My article below was published in the 17 March edition of the South China Morning Post:

P1050083

To solve the many specific cross-border legal issues affecting the people of Hong Kong and the rule of law in  the special administrative region, an independent and non-partisan advisory committee on cross-boundary legal issues should be established.

The committee, which ideally would draw its membership from current or retired senior members of the legal profession,  would provide policy guidance to a working group drawn from the legal community. The idea would be to draw together people familiar with  the Hong Kong and mainland legal systems.  They would work together to propose options for practical solutions to problems involving  complex legal issues.

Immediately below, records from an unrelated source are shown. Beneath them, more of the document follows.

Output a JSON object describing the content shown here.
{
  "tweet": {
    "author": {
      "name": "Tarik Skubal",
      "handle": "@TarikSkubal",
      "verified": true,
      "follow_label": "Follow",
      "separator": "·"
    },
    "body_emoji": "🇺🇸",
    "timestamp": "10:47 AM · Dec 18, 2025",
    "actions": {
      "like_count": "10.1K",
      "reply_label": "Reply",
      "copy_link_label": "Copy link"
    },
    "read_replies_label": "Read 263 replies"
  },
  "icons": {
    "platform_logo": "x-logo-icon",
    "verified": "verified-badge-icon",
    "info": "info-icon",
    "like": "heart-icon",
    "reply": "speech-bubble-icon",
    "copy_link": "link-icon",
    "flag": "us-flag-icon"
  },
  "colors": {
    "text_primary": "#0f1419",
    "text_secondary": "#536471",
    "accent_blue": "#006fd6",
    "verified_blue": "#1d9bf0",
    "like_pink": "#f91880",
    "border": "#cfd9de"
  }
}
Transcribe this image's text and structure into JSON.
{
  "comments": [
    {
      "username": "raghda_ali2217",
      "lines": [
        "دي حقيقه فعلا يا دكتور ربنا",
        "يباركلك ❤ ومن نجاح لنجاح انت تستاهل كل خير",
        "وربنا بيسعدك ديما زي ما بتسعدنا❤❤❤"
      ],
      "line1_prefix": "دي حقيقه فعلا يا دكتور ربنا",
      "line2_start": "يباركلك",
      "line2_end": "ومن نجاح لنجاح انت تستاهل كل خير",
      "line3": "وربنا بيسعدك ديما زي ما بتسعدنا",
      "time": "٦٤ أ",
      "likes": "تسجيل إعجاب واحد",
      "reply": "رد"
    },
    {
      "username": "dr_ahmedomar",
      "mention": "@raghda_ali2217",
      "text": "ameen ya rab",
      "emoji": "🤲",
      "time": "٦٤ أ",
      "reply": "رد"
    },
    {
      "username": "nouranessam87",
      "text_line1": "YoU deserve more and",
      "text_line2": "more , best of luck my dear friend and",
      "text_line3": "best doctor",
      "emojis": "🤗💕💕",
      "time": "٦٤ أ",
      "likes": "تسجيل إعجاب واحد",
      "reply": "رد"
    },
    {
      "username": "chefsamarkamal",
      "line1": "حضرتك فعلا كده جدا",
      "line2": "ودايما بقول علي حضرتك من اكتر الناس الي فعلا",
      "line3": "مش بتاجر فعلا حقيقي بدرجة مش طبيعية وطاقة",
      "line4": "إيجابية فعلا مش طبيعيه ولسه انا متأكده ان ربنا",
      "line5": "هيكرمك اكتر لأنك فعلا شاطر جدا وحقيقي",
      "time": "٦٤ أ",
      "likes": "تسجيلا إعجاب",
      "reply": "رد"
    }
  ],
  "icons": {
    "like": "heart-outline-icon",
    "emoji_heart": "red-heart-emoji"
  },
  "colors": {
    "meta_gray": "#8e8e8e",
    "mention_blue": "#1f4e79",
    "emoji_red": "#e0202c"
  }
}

These problems could be issues in the news, such as parallel trading, and other serious problems not in the news such as cross-boundary pollution, criminal justice or domestic violence. The members of the working group must be able to reach out to those with the right expertise or background, regardless of political views.

One example of an important issue not in the news is domestic violence. Grenville Cross SC has recently written about the need for improving Hong Kong domestic law on this front.  I have  written about domestic violence on the mainland, highlighting new guidance by the Supreme People’s Court and others for dealing with this serious social problem.  Hong Kong social trends, such as cross-border marriages and Hong Kong elderly people settling on the mainland, mean that cross-border domestic violence is  an unrecognised problem.

Another issue concerns cross-border cooperation in criminal matters. The South China Morning Post reported last  autumn that the Supreme People’s Procuratorate had announced that it would focus on establishing ways to bring suspects home, including extradition and repatriation, with Hong Kong as the first target.  If the government is being asked to conclude a rendition agreement or criminal law judicial assistance arrangement, this touches on a broad range of legal issues for individuals, companies and other organisations.

A Hong Kong foundation  can consider investing some resources to fund the necessary research and analysis on which the advisory committee will need to rely. Such  foundations have been generous in funding research on law and Chinese studies in universities elsewhere.  The proposed advisory committee and working group are intended to provide practical results and are sure to provide value for money.